If the S&P 500 ends 2011 in negative territory, it would be only the third time in over 80 years that the U.S. stock benchmark lost ground in the third year of the presidential cycle. The other two instances took place in the 1930s.
Many analysts and observers have tried to link politics with market movements, but the unusually weak market performance this year, during President Barack Obama’s third year in office, does not bode well for equities and stock exchange traded funds next year, according to an S&P strategist.
Looking solely on the correlation of the market with that of a President’s term in office, 2012, the fourth year of President Obama’s term may disappoint investors, Sam Stovall, Chief Equity Strategist at Standard & Poor’s, said in a research note. [S&P 500 ETFs Can’t Crack 200-Day Average]
The S&P 500 has historically advanced in the third year of a President’s term, advancing on average 15.9% per year since 1945, compared to average gains of around 5% to 6% for the first two and fourth year.

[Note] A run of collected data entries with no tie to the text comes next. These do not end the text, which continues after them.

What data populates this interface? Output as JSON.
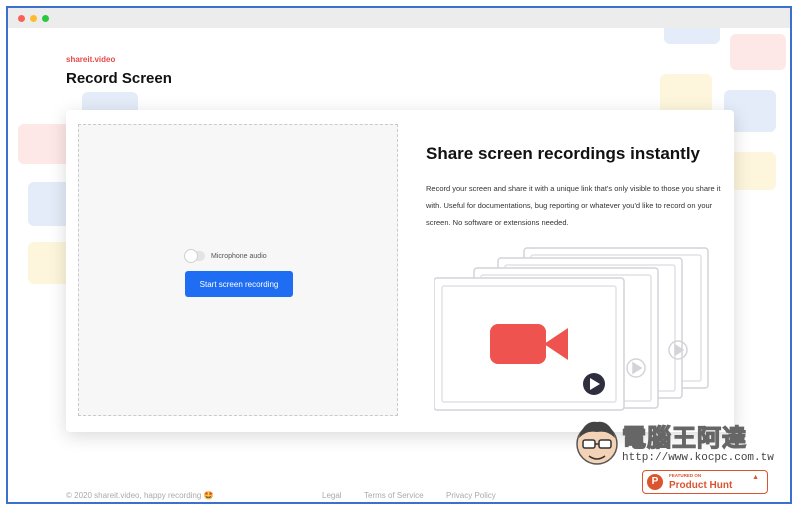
{
  "window": {
    "controls": [
      "close",
      "minimize",
      "zoom"
    ]
  },
  "brand": "shareit.video",
  "page_title": "Record Screen",
  "recorder": {
    "toggle_label": "Microphone audio",
    "toggle_on": false,
    "start_button": "Start screen recording"
  },
  "info": {
    "headline": "Share screen recordings instantly",
    "description": "Record your screen and share it with a unique link that's only visible to those you share it with. Useful for documentations, bug reporting or whatever you'd like to record on your screen. No software or extensions needed."
  },
  "illustration": {
    "icons": [
      "video-camera-icon",
      "play-icon"
    ]
  },
  "footer": {
    "copyright": "© 2020 shareit.video, happy recording 🤩",
    "links": [
      "Legal",
      "Terms of Service",
      "Privacy Policy"
    ]
  },
  "product_hunt": {
    "kicker": "FEATURED ON",
    "name": "Product Hunt"
  },
  "watermark": {
    "text": "電腦王阿達",
    "url": "http://www.kocpc.com.tw"
  },
  "colors": {
    "accent": "#1f6df2",
    "brand": "#e8494b",
    "camera": "#ef5350",
    "window_border": "#3d6fcf"
  }
}
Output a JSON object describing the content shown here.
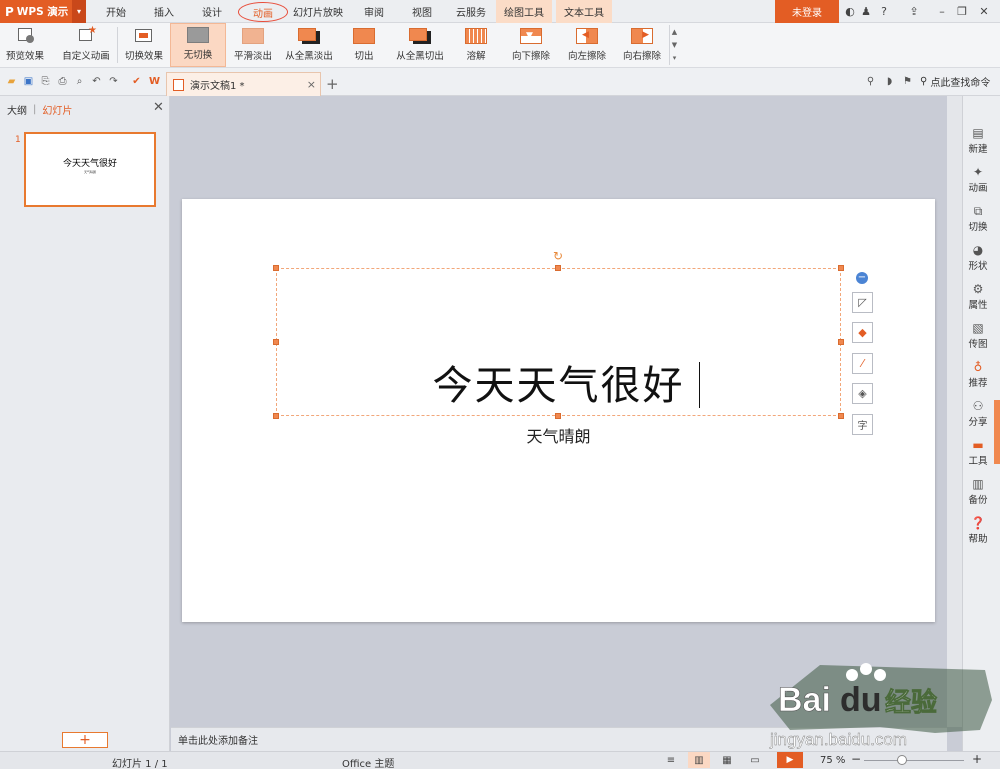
{
  "app": {
    "name": "WPS 演示"
  },
  "tabs": [
    {
      "label": "开始"
    },
    {
      "label": "插入"
    },
    {
      "label": "设计"
    },
    {
      "label": "动画"
    },
    {
      "label": "幻灯片放映"
    },
    {
      "label": "审阅"
    },
    {
      "label": "视图"
    },
    {
      "label": "云服务"
    },
    {
      "label": "绘图工具"
    },
    {
      "label": "文本工具"
    }
  ],
  "login": {
    "label": "未登录"
  },
  "ribbon": {
    "preview": "预览效果",
    "custom_anim": "自定义动画",
    "switch_effect": "切换效果",
    "transitions": [
      "无切换",
      "平滑淡出",
      "从全黑淡出",
      "切出",
      "从全黑切出",
      "溶解",
      "向下擦除",
      "向左擦除",
      "向右擦除"
    ]
  },
  "doc_tab": {
    "title": "演示文稿1 *"
  },
  "search_cmd": "点此查找命令",
  "left_panel": {
    "outline_tab": "大纲",
    "slides_tab": "幻灯片",
    "slide_number": "1"
  },
  "slide": {
    "title": "今天天气很好",
    "subtitle": "天气晴朗"
  },
  "notes": {
    "placeholder": "单击此处添加备注"
  },
  "right_sidebar": [
    "新建",
    "动画",
    "切换",
    "形状",
    "属性",
    "传图",
    "推荐",
    "分享",
    "工具",
    "备份",
    "帮助"
  ],
  "status": {
    "slide_count": "幻灯片 1 / 1",
    "theme": "Office 主题",
    "zoom": "75 %"
  },
  "watermark": {
    "brand": "Baidu经验",
    "url": "jingyan.baidu.com"
  },
  "colors": {
    "accent": "#e35d24",
    "ribbon_active": "#fbd8c3",
    "workspace": "#c9ccd6"
  }
}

“The political party in power wants to remain in power. Therefore, it will do all it can to push through economically stimulative legislation that will benefit the economy before the following year’s presidential election,” Stovall said. “Since investors are no better than hyperactive first-graders playing musical chairs, they won’t wait until year four to see if the stimulus has worked.”
The weak performance in the third year of a President’s term may portend disappointment for the next year. After each time the S&P 500 posted a third-year price less than 10%, the index dropped an average 10% in the following year.